25 Kasım 2020 Çarşamba

Döviz-faiz-borsa sarmalının çaresi üretim ekonomisidir

Döviz-faiz-borsa sarmalının çaresi üretim ekonomisidir

Döviz kurlarındaki artışın önüne geçmek için sermaye sahipleri çözüm olarak ısrarla faiz artışını dayattılar. Nitekim Para Piyasaları Kurulu (PPK), son toplantısında neredeyse yüzde 50 oranında bir artış gerçekleştirdi. Kapitalist piyasa ekonomisinde kur artışını dengelemek için faiz artışlarına yönelmek geçici bir çözüm gibi görülse de ekonomide istikrarı sağlayamaz. Kur artışlarını etkileyen iç ve dış birçok faktör vardır.
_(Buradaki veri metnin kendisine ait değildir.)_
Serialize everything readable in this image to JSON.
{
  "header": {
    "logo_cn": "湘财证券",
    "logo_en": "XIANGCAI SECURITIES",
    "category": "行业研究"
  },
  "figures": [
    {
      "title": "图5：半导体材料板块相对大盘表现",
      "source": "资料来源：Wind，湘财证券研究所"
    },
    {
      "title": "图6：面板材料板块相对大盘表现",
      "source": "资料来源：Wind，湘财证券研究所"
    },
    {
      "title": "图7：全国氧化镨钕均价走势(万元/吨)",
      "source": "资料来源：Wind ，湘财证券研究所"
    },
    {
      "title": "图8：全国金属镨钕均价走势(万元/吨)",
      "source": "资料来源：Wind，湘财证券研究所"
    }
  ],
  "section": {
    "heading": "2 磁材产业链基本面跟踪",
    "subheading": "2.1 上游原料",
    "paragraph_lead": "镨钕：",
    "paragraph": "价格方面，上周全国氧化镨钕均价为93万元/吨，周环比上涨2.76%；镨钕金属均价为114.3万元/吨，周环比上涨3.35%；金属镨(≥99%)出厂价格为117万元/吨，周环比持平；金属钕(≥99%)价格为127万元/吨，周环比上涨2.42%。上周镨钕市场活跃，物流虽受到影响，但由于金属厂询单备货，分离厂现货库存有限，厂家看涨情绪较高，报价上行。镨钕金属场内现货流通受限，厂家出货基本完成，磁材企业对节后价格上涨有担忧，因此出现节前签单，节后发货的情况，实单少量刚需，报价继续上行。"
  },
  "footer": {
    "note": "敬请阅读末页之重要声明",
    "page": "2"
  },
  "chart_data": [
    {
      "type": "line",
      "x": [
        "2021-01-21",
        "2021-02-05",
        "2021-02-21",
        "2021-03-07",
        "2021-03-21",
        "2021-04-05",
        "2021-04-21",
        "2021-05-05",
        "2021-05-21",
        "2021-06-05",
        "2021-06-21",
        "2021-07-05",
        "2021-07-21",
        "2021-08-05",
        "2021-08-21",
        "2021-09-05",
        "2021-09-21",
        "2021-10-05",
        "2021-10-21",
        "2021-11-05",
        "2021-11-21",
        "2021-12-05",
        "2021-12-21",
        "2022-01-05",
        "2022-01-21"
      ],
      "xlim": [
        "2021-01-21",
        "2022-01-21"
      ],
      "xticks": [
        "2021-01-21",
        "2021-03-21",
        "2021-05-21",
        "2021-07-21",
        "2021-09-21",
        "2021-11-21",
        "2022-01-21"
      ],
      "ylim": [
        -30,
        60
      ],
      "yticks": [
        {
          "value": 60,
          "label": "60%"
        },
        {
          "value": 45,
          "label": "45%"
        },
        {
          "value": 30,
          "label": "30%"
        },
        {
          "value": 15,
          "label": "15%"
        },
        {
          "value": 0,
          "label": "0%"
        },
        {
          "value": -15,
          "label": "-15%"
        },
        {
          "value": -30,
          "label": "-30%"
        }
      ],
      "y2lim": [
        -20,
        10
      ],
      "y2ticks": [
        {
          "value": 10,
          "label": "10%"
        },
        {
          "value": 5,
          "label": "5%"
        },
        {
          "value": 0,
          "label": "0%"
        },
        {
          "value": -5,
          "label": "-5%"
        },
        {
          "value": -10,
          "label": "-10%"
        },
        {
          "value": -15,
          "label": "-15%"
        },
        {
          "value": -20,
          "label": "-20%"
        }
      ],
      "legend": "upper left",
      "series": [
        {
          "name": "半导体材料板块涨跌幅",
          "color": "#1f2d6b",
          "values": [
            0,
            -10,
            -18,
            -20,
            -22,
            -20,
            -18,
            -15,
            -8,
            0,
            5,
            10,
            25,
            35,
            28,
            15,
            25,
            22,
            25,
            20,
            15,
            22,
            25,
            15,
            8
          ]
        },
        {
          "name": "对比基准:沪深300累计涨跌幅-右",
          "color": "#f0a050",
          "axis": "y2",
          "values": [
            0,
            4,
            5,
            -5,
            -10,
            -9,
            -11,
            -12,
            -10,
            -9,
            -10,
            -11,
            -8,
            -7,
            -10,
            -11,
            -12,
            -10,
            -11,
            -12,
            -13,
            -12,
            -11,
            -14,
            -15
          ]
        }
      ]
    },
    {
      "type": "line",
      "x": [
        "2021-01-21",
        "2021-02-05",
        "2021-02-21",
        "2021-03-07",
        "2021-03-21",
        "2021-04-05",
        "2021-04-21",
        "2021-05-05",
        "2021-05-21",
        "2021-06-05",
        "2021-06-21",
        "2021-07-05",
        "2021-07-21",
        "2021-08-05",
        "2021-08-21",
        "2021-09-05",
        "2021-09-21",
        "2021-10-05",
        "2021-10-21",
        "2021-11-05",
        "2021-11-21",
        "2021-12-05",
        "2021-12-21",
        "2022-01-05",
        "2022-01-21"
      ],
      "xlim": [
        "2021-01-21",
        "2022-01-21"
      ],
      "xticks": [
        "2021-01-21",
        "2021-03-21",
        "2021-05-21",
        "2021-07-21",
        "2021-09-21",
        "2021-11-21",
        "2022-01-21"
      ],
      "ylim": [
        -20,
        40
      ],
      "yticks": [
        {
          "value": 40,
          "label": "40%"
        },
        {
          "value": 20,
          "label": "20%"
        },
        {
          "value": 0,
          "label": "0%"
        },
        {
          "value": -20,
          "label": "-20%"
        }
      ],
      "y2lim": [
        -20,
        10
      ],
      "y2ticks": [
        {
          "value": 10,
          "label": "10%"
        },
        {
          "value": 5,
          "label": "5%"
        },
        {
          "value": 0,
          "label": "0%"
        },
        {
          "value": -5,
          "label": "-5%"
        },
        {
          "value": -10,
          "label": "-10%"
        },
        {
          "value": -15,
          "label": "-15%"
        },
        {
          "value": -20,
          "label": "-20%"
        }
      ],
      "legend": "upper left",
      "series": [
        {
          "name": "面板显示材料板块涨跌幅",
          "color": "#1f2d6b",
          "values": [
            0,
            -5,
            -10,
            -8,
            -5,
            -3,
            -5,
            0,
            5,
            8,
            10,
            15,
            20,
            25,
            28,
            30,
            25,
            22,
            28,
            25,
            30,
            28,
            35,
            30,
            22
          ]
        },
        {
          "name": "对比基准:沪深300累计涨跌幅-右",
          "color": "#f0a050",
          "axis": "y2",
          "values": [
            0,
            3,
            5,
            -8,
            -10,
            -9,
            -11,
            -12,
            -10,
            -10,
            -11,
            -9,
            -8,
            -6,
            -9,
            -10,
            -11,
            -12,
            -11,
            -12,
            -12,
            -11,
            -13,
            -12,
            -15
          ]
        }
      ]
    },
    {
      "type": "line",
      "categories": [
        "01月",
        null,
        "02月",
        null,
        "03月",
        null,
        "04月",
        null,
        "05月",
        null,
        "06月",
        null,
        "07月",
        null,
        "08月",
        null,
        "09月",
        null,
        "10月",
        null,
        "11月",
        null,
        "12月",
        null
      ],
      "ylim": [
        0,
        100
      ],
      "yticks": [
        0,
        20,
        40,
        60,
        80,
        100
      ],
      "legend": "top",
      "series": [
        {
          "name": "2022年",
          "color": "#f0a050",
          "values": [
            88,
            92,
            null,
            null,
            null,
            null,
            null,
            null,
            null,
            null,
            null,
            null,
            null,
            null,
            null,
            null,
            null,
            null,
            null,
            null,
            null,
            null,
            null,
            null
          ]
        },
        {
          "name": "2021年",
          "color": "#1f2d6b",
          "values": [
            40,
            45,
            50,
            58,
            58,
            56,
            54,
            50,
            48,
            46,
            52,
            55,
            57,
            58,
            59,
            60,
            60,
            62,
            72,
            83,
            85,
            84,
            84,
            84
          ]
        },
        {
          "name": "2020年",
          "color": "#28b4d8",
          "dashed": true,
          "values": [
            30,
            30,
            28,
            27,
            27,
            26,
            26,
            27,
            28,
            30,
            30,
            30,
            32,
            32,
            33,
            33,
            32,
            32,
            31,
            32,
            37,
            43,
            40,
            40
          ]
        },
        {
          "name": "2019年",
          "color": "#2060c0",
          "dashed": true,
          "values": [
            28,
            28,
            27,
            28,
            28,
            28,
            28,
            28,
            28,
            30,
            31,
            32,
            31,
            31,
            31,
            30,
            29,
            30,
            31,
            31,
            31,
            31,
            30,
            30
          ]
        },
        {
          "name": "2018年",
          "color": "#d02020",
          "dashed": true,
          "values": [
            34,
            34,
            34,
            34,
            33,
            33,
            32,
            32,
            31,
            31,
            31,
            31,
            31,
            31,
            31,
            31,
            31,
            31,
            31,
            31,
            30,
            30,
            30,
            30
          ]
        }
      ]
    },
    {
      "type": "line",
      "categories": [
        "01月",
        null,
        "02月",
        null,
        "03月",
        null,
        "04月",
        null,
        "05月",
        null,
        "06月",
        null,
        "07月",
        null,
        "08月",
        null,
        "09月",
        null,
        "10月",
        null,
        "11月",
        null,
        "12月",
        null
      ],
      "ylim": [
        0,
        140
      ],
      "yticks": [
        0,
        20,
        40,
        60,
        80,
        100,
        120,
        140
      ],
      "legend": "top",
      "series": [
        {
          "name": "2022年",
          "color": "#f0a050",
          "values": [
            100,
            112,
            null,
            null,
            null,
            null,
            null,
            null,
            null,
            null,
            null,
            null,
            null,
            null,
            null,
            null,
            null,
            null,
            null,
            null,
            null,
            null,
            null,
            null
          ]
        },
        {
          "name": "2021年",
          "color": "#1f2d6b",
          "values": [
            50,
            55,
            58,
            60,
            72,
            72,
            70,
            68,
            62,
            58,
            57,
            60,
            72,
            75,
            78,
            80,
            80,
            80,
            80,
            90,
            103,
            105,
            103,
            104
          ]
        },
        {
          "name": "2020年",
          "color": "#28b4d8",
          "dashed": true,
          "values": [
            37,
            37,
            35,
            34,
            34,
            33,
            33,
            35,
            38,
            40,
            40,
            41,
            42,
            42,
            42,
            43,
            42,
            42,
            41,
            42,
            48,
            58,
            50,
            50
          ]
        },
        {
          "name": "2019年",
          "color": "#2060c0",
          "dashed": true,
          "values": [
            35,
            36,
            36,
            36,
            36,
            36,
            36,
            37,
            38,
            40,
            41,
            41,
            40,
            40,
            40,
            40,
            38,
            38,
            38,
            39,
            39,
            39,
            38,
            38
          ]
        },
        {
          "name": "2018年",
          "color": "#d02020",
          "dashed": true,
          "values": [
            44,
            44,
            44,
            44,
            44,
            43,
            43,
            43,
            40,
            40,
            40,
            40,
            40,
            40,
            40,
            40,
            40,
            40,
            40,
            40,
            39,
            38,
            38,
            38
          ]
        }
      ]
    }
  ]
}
Küresel sermaye sahiplerinin manipülasyonları, ithalat-ihracat dengesi ve cari açık, bütçe açıkları, ödemeler dengesi, uygulanan ekonomik politikalar, enflasyon beklentileri, döviz girdisi sağlayan sektörlerin durumu ve siyasal istikrarsızlık bunlardan bazılarıdır.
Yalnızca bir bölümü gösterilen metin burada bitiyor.